The twenty-one stories in the book are touted to be the greatest pieces of fiction written by Ruskin Bond. Apparently, chosen by the author himself, from a body of work built over fifty years (starting with his award-winning first novel, The Room on the Roof, and ending with Tales of Fosterganj) this collection includes well-known masterpieces like The Night Train at Deoli, The Woman on Platform No 8, Rusty Plays Holi (from The Room on the Roof), Angry River, The Blue Umbrella, The Eyes Have It, Most Beautiful, Panther’s Moon, as well as newer stories like An Evening at the Savoy with H.H. (from Maharani) and Dinner with Foster (from Tales of Fosterganj). But my favorite still would be Cherry Tree. Taken together, the stories in A Gathering of Friends shows why Ruskin Bond has long been regarded as one of the pillars of Indian literature. This is a book that will delight his legions of fans as well as those lucky few who are new to his fiction.

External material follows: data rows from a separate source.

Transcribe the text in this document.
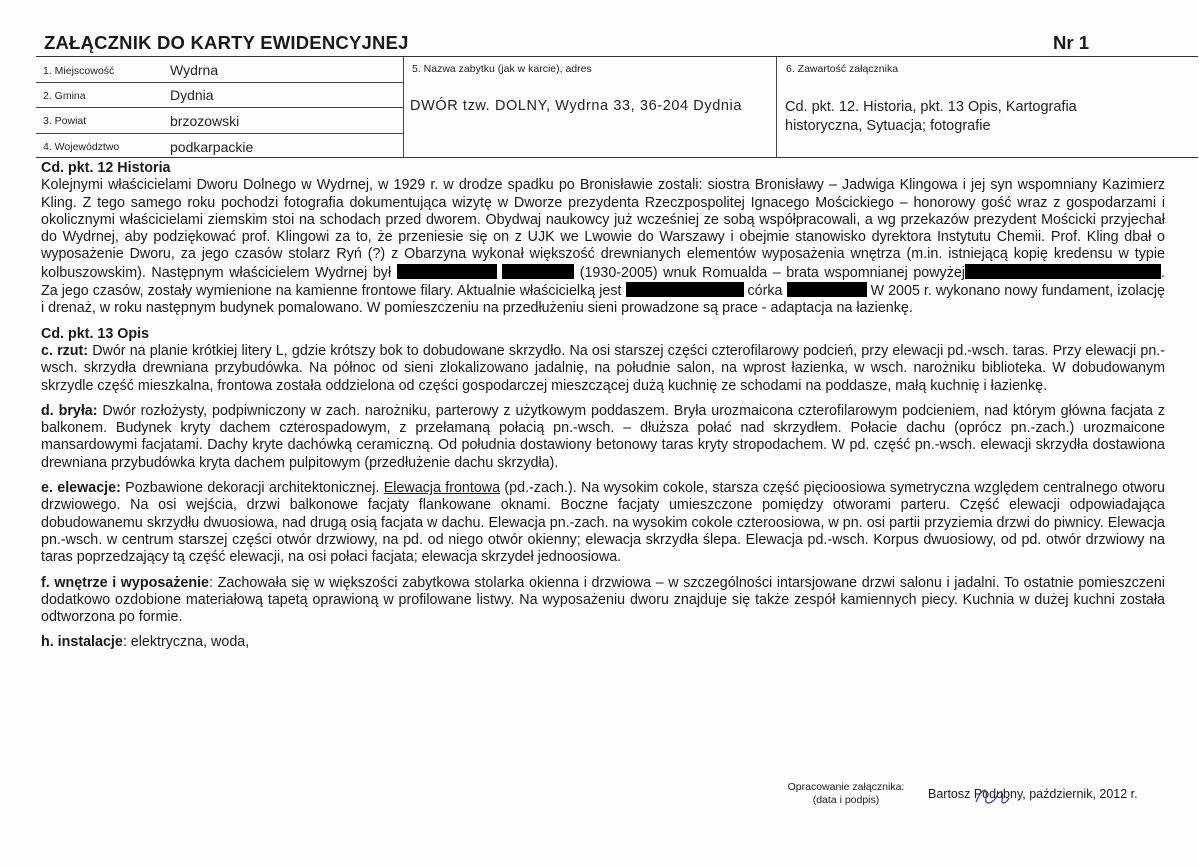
ZAŁĄCZNIK DO KARTY EWIDENCYJNEJ	Nr 1
1. Miejscowość	Wydrna
2. Gmina	Dydnia
3. Powiat	brzozowski
4. Województwo	podkarpackie
5. Nazwa zabytku (jak w karcie), adres
DWÓR tzw. DOLNY, Wydrna 33, 36-204 Dydnia
6. Zawartość załącznika
Cd. pkt. 12. Historia, pkt. 13 Opis, Kartografia historyczna, Sytuacja; fotografie
Cd. pkt. 12 Historia

Kolejnymi właścicielami Dworu Dolnego w Wydrnej, w 1929 r. w drodze spadku po Bronisławie zostali: siostra Bronisławy – Jadwiga Klingowa i jej syn wspomniany Kazimierz Kling. Z tego samego roku pochodzi fotografia dokumentująca wizytę w Dworze prezydenta Rzeczpospolitej Ignacego Mościckiego – honorowy gość wraz z gospodarzami i okolicznymi właścicielami ziemskim stoi na schodach przed dworem. Obydwaj naukowcy już wcześniej ze sobą współpracowali, a wg przekazów prezydent Mościcki przyjechał do Wydrnej, aby podziękować prof. Klingowi za to, że przeniesie się on z UJK we Lwowie do Warszawy i obejmie stanowisko dyrektora Instytutu Chemii. Prof. Kling dbał o wyposażenie Dworu, za jego czasów stolarz Ryń (?) z Obarzyna wykonał większość drewnianych elementów wyposażenia wnętrza (m.in. istniejącą kopię kredensu w typie kolbuszowskim). Następnym właścicielem Wydrnej był	(1930-2005) wnuk Romualda – brata wspomnianej powyżej	. Za jego czasów, zostały wymienione na kamienne frontowe filary. Aktualnie właścicielką jest	córka	W 2005 r. wykonano nowy fundament, izolację i drenaż, w roku następnym budynek pomalowano. W pomieszczeniu na przedłużeniu sieni prowadzone są prace - adaptacja na łazienkę.

Cd. pkt. 13 Opis

c. rzut: Dwór na planie krótkiej litery L, gdzie krótszy bok to dobudowane skrzydło. Na osi starszej części czterofilarowy podcień, przy elewacji pd.-wsch. taras. Przy elewacji pn.-wsch. skrzydła drewniana przybudówka. Na północ od sieni zlokalizowano jadalnię, na południe salon, na wprost łazienka, w wsch. narożniku biblioteka. W dobudowanym skrzydle część mieszkalna, frontowa została oddzielona od części gospodarczej mieszczącej dużą kuchnię ze schodami na poddasze, małą kuchnię i łazienkę.

d. bryła: Dwór rozłożysty, podpiwniczony w zach. narożniku, parterowy z użytkowym poddaszem. Bryła urozmaicona czterofilarowym podcieniem, nad którym główna facjata z balkonem. Budynek kryty dachem czterospadowym, z przełamaną połacią pn.-wsch. – dłuższa połać nad skrzydłem. Połacie dachu (oprócz pn.-zach.) urozmaicone mansardowymi facjatami. Dachy kryte dachówką ceramiczną. Od południa dostawiony betonowy taras kryty stropodachem. W pd. część pn.-wsch. elewacji skrzydła dostawiona drewniana przybudówka kryta dachem pulpitowym (przedłużenie dachu skrzydła).

e. elewacje: Pozbawione dekoracji architektonicznej. Elewacja frontowa (pd.-zach.). Na wysokim cokole, starsza część pięcioosiowa symetryczna względem centralnego otworu drzwiowego. Na osi wejścia, drzwi balkonowe facjaty flankowane oknami. Boczne facjaty umieszczone pomiędzy otworami parteru. Część elewacji odpowiadająca dobudowanemu skrzydłu dwuosiowa, nad drugą osią facjata w dachu. Elewacja pn.-zach. na wysokim cokole czteroosiowa, w pn. osi partii przyziemia drzwi do piwnicy. Elewacja pn.-wsch. w centrum starszej części otwór drzwiowy, na pd. od niego otwór okienny; elewacja skrzydła ślepa. Elewacja pd.-wsch. Korpus dwuosiowy, od pd. otwór drzwiowy na taras poprzedzający tą część elewacji, na osi połaci facjata; elewacja skrzydeł jednoosiowa.

f. wnętrze i wyposażenie: Zachowała się w większości zabytkowa stolarka okienna i drzwiowa – w szczególności intarsjowane drzwi salonu i jadalni. To ostatnie pomieszczeni dodatkowo ozdobione materiałową tapetą oprawioną w profilowane listwy. Na wyposażeniu dworu znajduje się także zespół kamiennych piecy. Kuchnia w dużej kuchni została odtworzona po formie.

h. instalacje: elektryczna, woda,

Opracowanie załącznika: (data i podpis)	Bartosz Podubny, październik, 2012 r.
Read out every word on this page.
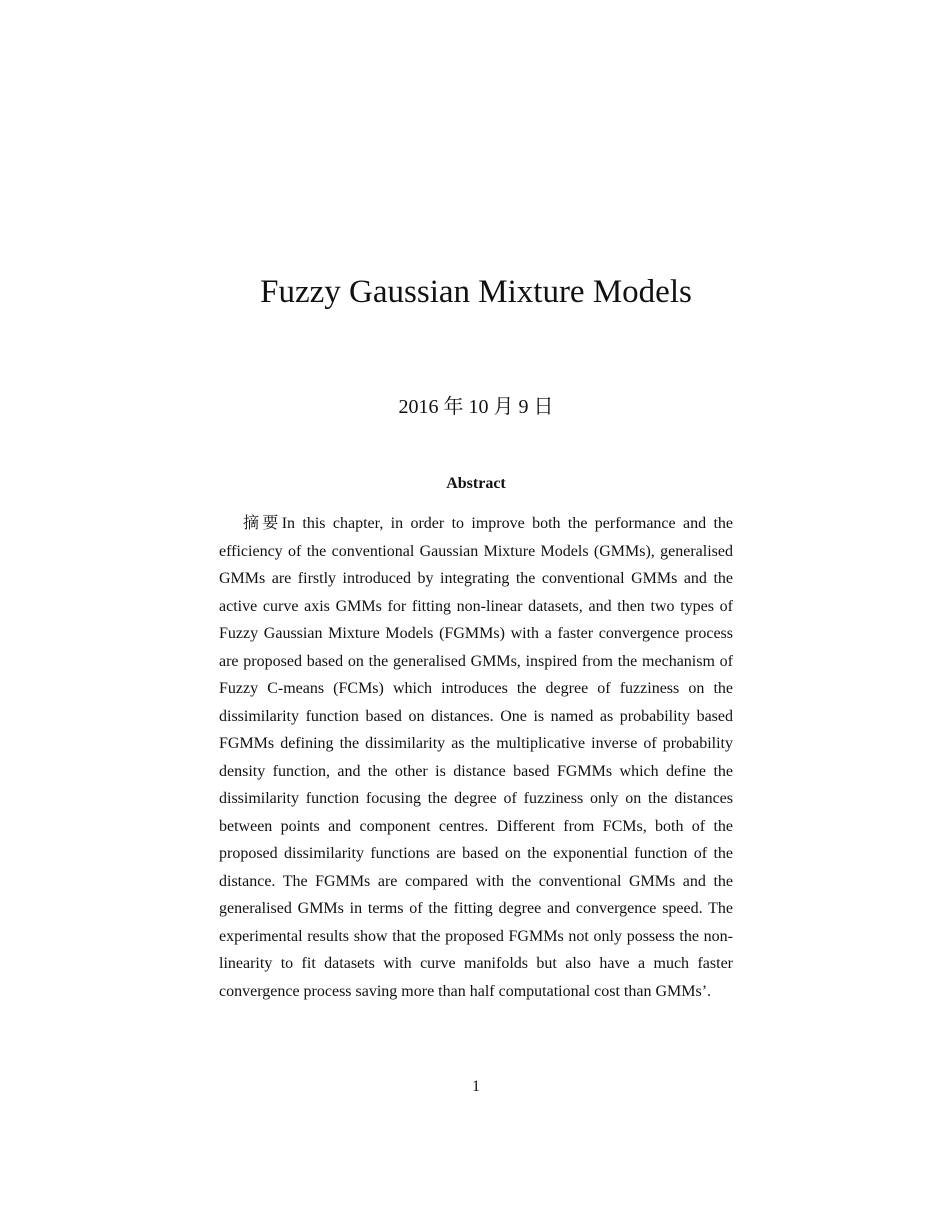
Fuzzy Gaussian Mixture Models
2016 年 10 月 9 日
Abstract

摘要In this chapter, in order to improve both the performance and the efficiency of the conventional Gaussian Mixture Models (GMMs), generalised GMMs are firstly introduced by integrating the conventional GMMs and the active curve axis GMMs for fitting non-linear datasets, and then two types of Fuzzy Gaussian Mixture Models (FGMMs) with a faster convergence process are proposed based on the generalised GMMs, inspired from the mechanism of Fuzzy C-means (FCMs) which introduces the degree of fuzziness on the dissimilarity function based on distances. One is named as probability based FGMMs defining the dissimilarity as the multiplicative inverse of probability density function, and the other is distance based FGMMs which define the dissimilarity function focusing the degree of fuzziness only on the distances between points and component centres. Different from FCMs, both of the proposed dissimilarity functions are based on the exponential function of the distance. The FGMMs are compared with the conventional GMMs and the generalised GMMs in terms of the fitting degree and convergence speed. The experimental results show that the proposed FGMMs not only possess the non-linearity to fit datasets with curve manifolds but also have a much faster convergence process saving more than half computational cost than GMMs’.

1
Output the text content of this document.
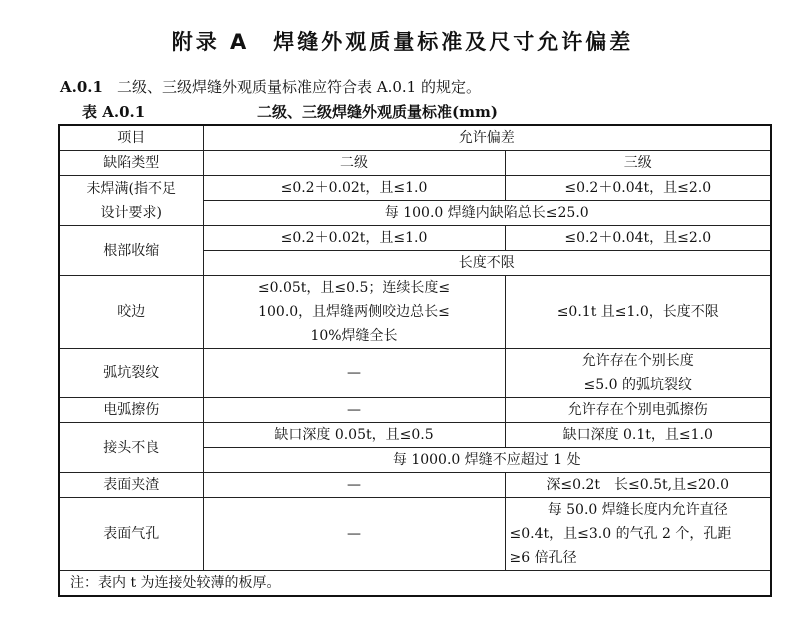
附录 A　焊缝外观质量标准及尺寸允许偏差
A.0.1 二级、三级焊缝外观质量标准应符合表 A.0.1 的规定。
表 A.0.1	二级、三级焊缝外观质量标准(mm)
项目	允许偏差	
缺陷类型	二级	三级

未焊满(指不足
设计要求)	≤0.2＋0.02t，且≤1.0	≤0.2＋0.04t，且≤2.0
	每 100.0 焊缝内缺陷总长≤25.0	
根部收缩	≤0.2＋0.02t，且≤1.0	≤0.2＋0.04t，且≤2.0
	长度不限	
咬边	≤0.05t，且≤0.5；连续长度≤
100.0，且焊缝两侧咬边总长≤
10%焊缝全长	≤0.1t 且≤1.0，长度不限
弧坑裂纹	—	允许存在个别长度
≤5.0 的弧坑裂纹

电弧擦伤	—	允许存在个别电弧擦伤
接头不良	缺口深度 0.05t，且≤0.5	缺口深度 0.1t，且≤1.0
	每 1000.0 焊缝不应超过 1 处	
表面夹渣	—	深≤0.2t　长≤0.5t,且≤20.0
表面气孔	—	每 50.0 焊缝长度内允许直径
≤0.4t，且≤3.0 的气孔 2 个，孔距
≥6 倍孔径

注：表内 t 为连接处较薄的板厚。		
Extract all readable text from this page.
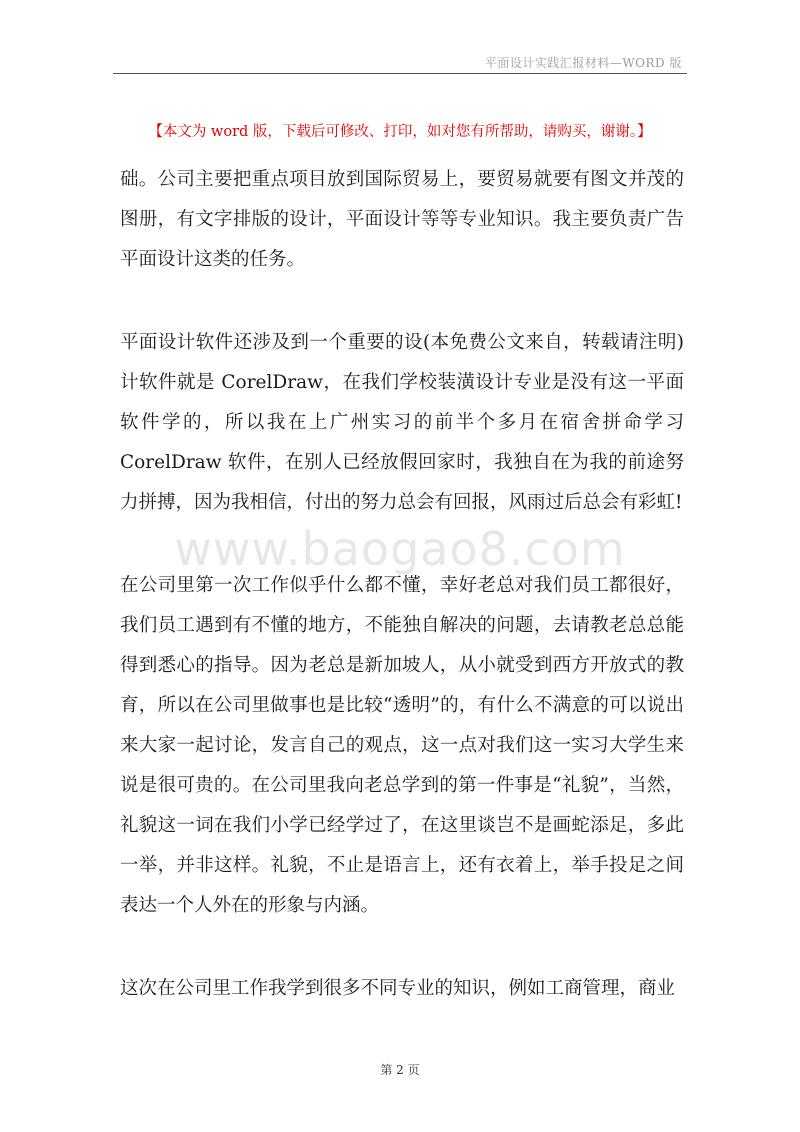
平面设计实践汇报材料—WORD 版
【本文为 word 版，下载后可修改、打印，如对您有所帮助，请购买，谢谢。】
www.baogao8.com

础。公司主要把重点项目放到国际贸易上，要贸易就要有图文并茂的图册，有文字排版的设计，平面设计等等专业知识。我主要负责广告平面设计这类的任务。

平面设计软件还涉及到一个重要的设(本免费公文来自，转载请注明)计软件就是 CorelDraw，在我们学校装潢设计专业是没有这一平面软件学的，所以我在上广州实习的前半个多月在宿舍拼命学习 CorelDraw 软件，在别人已经放假回家时，我独自在为我的前途努力拼搏，因为我相信，付出的努力总会有回报，风雨过后总会有彩虹!

在公司里第一次工作似乎什么都不懂，幸好老总对我们员工都很好，我们员工遇到有不懂的地方，不能独自解决的问题，去请教老总总能得到悉心的指导。因为老总是新加坡人，从小就受到西方开放式的教育，所以在公司里做事也是比较“透明”的，有什么不满意的可以说出来大家一起讨论，发言自己的观点，这一点对我们这一实习大学生来说是很可贵的。在公司里我向老总学到的第一件事是“礼貌”，当然，礼貌这一词在我们小学已经学过了，在这里谈岂不是画蛇添足，多此一举，并非这样。礼貌，不止是语言上，还有衣着上，举手投足之间表达一个人外在的形象与内涵。

这次在公司里工作我学到很多不同专业的知识，例如工商管理，商业

第 2 页
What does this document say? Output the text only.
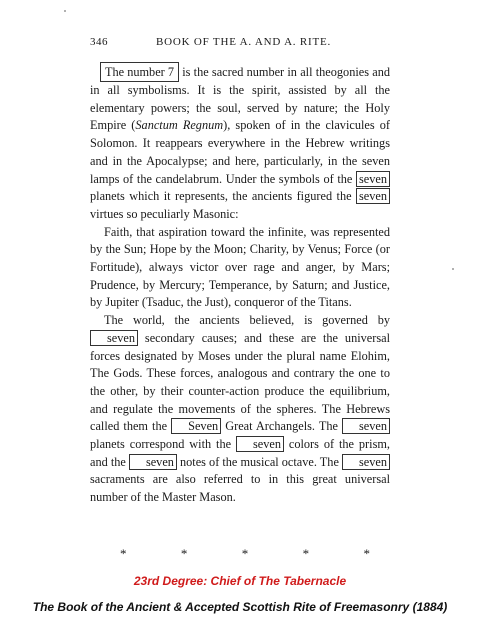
346	BOOK OF THE A. AND A. RITE.

The number 7 is the sacred number in all theogonies and in all symbolisms. It is the spirit, assisted by all the elementary powers; the soul, served by nature; the Holy Empire (Sanctum Regnum), spoken of in the clavicules of Solomon. It reappears everywhere in the Hebrew writings and in the Apocalypse; and here, particularly, in the seven lamps of the candelabrum. Under the symbols of the seven planets which it represents, the ancients figured the seven virtues so peculiarly Masonic:

Faith, that aspiration toward the infinite, was represented by the Sun; Hope by the Moon; Charity, by Venus; Force (or Fortitude), always victor over rage and anger, by Mars; Prudence, by Mercury; Temperance, by Saturn; and Justice, by Jupiter (Tsaduc, the Just), conqueror of the Titans.

The world, the ancients believed, is governed by seven secondary causes; and these are the universal forces designated by Moses under the plural name Elohim, The Gods. These forces, analogous and contrary the one to the other, by their counter-action produce the equilibrium, and regulate the movements of the spheres. The Hebrews called them the Seven Great Archangels. The seven planets correspond with the seven colors of the prism, and the seven notes of the musical octave. The seven sacraments are also referred to in this great universal number of the Master Mason.

*	*	*	*	*
23rd Degree: Chief of The Tabernacle
The Book of the Ancient & Accepted Scottish Rite of Freemasonry (1884)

I am new to many of the stories in this book though. And reading the stories, helped me understand the two voices of Mr. Bond. Though I love his narration of children stories, I realized that I do not feel the same way about the stories written for the elder audience. But, that one quality of perfectly visualizing his stories are evident in all the stories. That’s in fact one of the best things about his writings.
This book is for everyone. A must read and a true gem in Indian writing.